When Christ asks St. Peter, “Do you love Me?” I always thought it was a dumb question. Because if Christ asked me if I loved Him, my answer would be something along the lines of, “yeah duhhhhh”. I am after all a front-row deacon(FRD™), Sunday school servant, checking all the boxes of the ideal Christian. So when posed with the question, “Do you love Jesus?” forgive me if I find it a little unnecessary. Of course I love Him!
Love, at least the love worth something, is an act of sacrifice, putting aside my will, my comfort, my wants, my needs for someone else’s needs and comfort and will. When you are in a relationship with someone and you say you love them, there’s a set of expectations for you to follow. You think about them. You prioritize them. You sacrifice for them. But when I think about if I love Jesus, the objective answer is I don’t. Because if I did, I’d get up early and pray in the morning; if I did, I’d stay up during the vigils, I wouldn’t be on my phone during services, and mindlessly speed read my Bible to quiet my conscience. And it’s not because I am physically unable to spend time with Him or think about Him or read my Bible or go to an overnight service with Him. Because in other parts of my life I make the same sacrifices for other things. When I have an exam, I stay up and study for it even if I’m tired. When there are Black Friday sales, I get up in the middle of the night and go. And it’s at this incongruence that I realize that I am not unable to give God my time and attention. I am unwilling. And by definition, I don’t really love Jesus.
This realization comes in two parts. First, when I realize that I do not love Jesus at least not as much as I love myself, I become disgusted with myself, I hate myself, I hate my condition. And even then, that disgust is less about Jesus and more about my ego being hurt and finding out I am not the ideal specimen I’ve always considered myself to be. But slowly, there is a transition, and you find that the natural response to finding out that you’re sick is to find a Physician.

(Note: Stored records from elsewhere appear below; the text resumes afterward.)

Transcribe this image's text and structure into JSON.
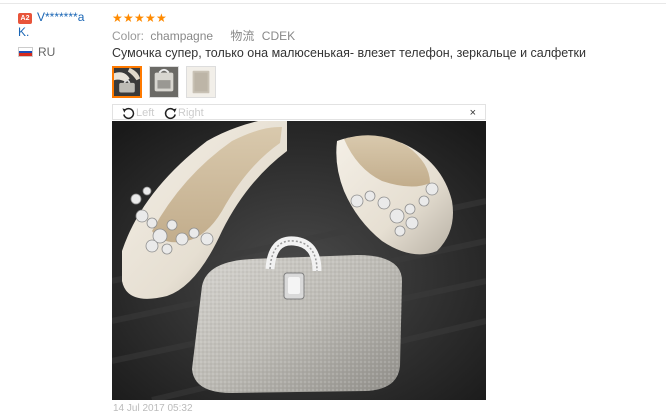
{
  "user": {
    "level_badge": "A2",
    "name_line1": "V*******a",
    "name_line2": "K.",
    "country": "RU"
  },
  "feedback": {
    "rating": 5,
    "star_glyph": "★",
    "color_label": "Color:",
    "color_value": "champagne",
    "shipping_label": "物流",
    "shipping_value": "CDEK",
    "text": "Сумочка супер, только она малюсенькая- влезет телефон, зеркальце и салфетки",
    "date": "14 Jul 2017 05:32"
  },
  "viewer": {
    "rotate_left_label": "Left",
    "rotate_right_label": "Right",
    "close_glyph": "×"
  },
  "colors": {
    "accent": "#ff7a00",
    "link": "#1a66b5",
    "badge": "#e8543a"
  }
}
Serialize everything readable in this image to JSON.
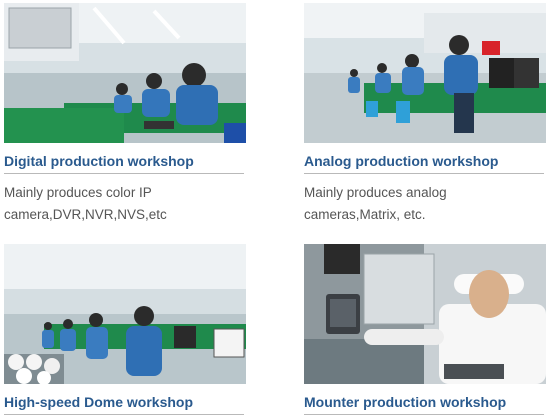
{
  "workshops": [
    {
      "title": "Digital production workshop",
      "description_line1": "Mainly produces color IP",
      "description_line2": "camera,DVR,NVR,NVS,etc",
      "photo_icon": "factory-workers-photo"
    },
    {
      "title": "Analog production workshop",
      "description_line1": "Mainly produces analog",
      "description_line2": "cameras,Matrix, etc.",
      "photo_icon": "factory-workers-photo"
    },
    {
      "title": "High-speed Dome workshop",
      "description_line1": "",
      "description_line2": "",
      "photo_icon": "factory-workers-photo"
    },
    {
      "title": "Mounter production workshop",
      "description_line1": "",
      "description_line2": "",
      "photo_icon": "technician-photo"
    }
  ],
  "colors": {
    "title": "#2a5a8e",
    "desc": "#555555",
    "rule": "#b9b9b9",
    "uniform": "#2f6fb4",
    "bench": "#1f8a4c"
  }
}
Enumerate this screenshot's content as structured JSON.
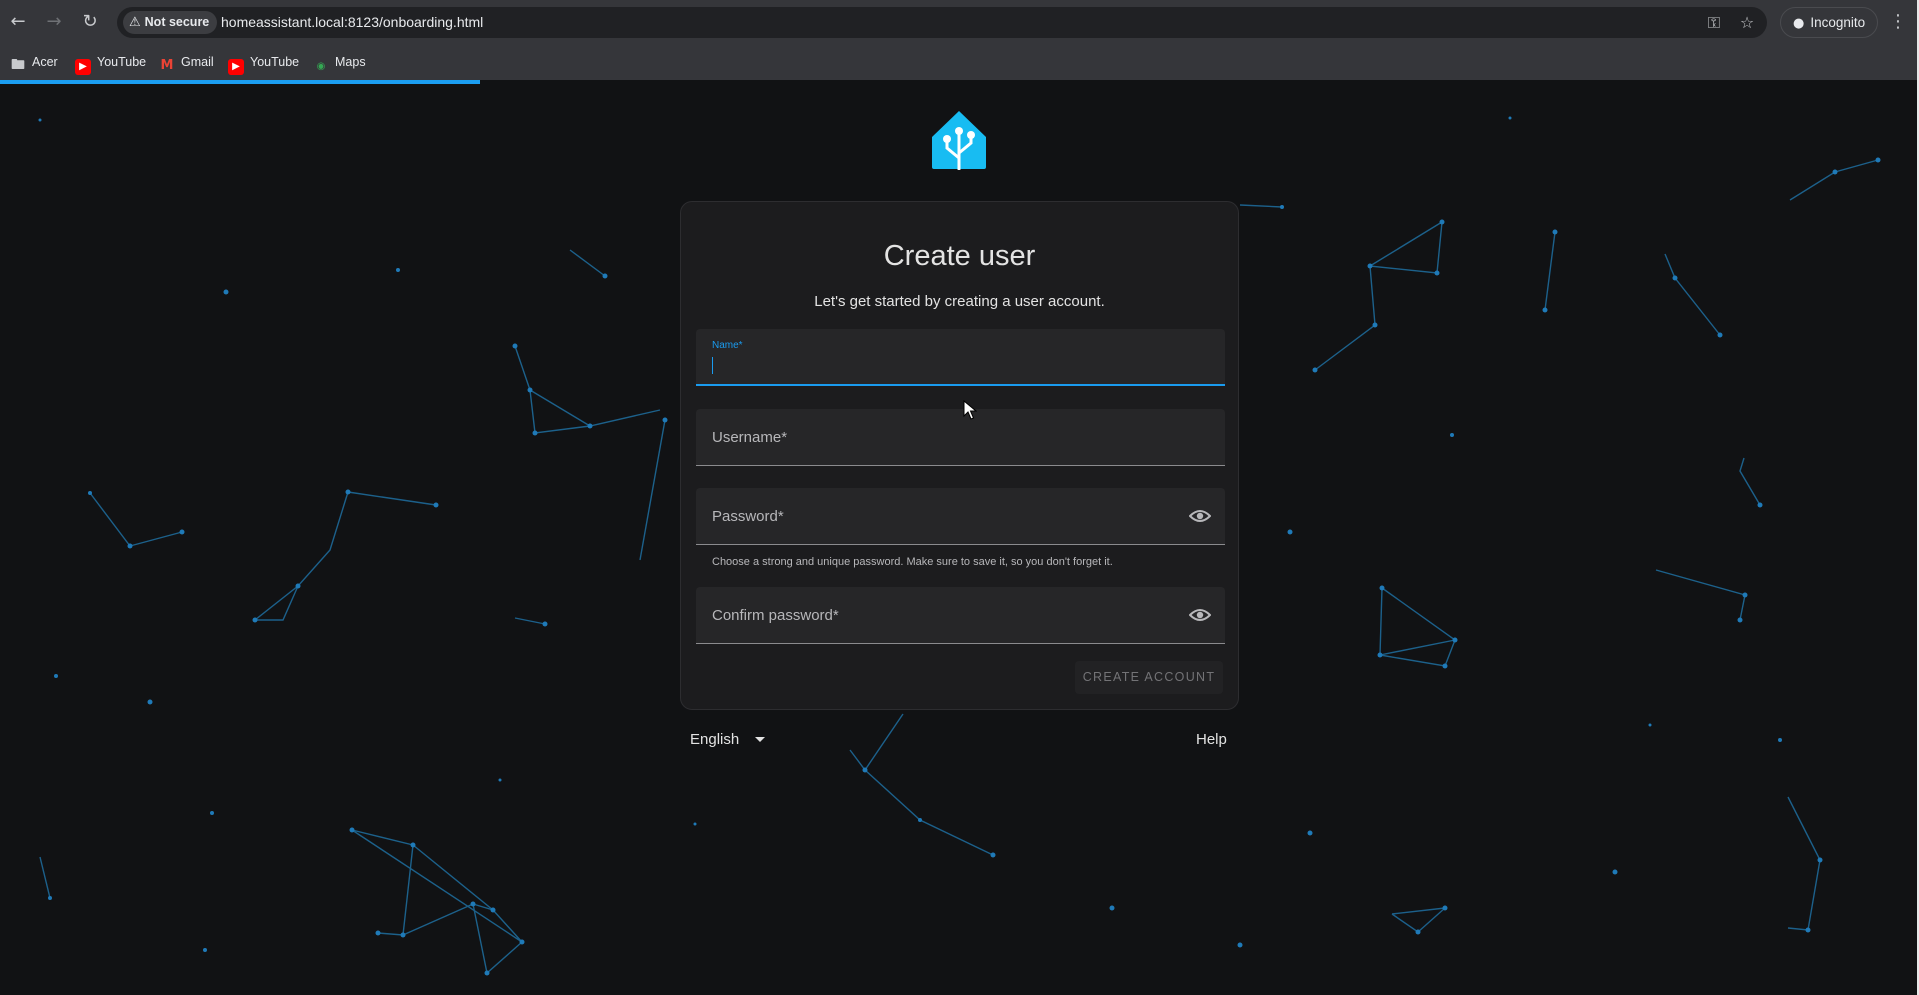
{
  "browser": {
    "security_label": "Not secure",
    "url": "homeassistant.local:8123/onboarding.html",
    "incognito_label": "Incognito",
    "bookmarks": [
      {
        "label": "Acer",
        "icon": "folder-icon"
      },
      {
        "label": "YouTube",
        "icon": "youtube-icon"
      },
      {
        "label": "Gmail",
        "icon": "gmail-icon"
      },
      {
        "label": "YouTube",
        "icon": "youtube-icon"
      },
      {
        "label": "Maps",
        "icon": "maps-icon"
      }
    ],
    "load_progress": 0.25
  },
  "card": {
    "title": "Create user",
    "subtitle": "Let's get started by creating a user account.",
    "name_label": "Name*",
    "username_label": "Username*",
    "password_label": "Password*",
    "password_hint": "Choose a strong and unique password. Make sure to save it, so you don't forget it.",
    "confirm_label": "Confirm password*",
    "create_button": "CREATE ACCOUNT"
  },
  "footer": {
    "language": "English",
    "help": "Help"
  },
  "colors": {
    "accent": "#1a9bef",
    "page_background": "#111214",
    "card_background": "#1c1c1e"
  }
}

Because in the swamp of self-loathing and pity there comes this Grace, this paternal warmth, this voice that tells you ever so lovingly that it’s okay. Because the realization that you’re prideful and pitiful might be news to you but it’s not to Jesus. Jesus knew you before you knew you. He knows that you’re going to betray Him, to hurt Him, sell Him out for 30 pieces of silver or a graduate degree or whatever your vice of choice is. He knows that and He died for you anyway. Let that sink in, Christ knows you’re a sinner, BUT HE DIED FOR YOU ANYWAY. He adopted you anyway, He loved you anyway. And the combination of seeing your inadequacy and His Love and Grace leaves you with no choice but to fall at His feet and cry out with the tax collector “have mercy upon me a sinner”.
The first step to solving your problem is admitting that you have one. You are imperfect, you have always been imperfect and will continue to be imperfect. The second step is to realize that in the midst of your imperfection there is grace and His grace is sufficient for you. And the synergy of your struggle and His grace is what purifies us and brings us closer to that ideal hope, Christ, our Salvation. The point of salvation is not to reach this theoretical static state of sinlessness, but rather that there is one Way, one Truth, one source of Life, Jesus Christ, and salvation is oneness and communion with Him.
So, do I love Jesus? No, not yet, not with the perfect love that befits only Him, but that’s okay, I’m working on it and so is He.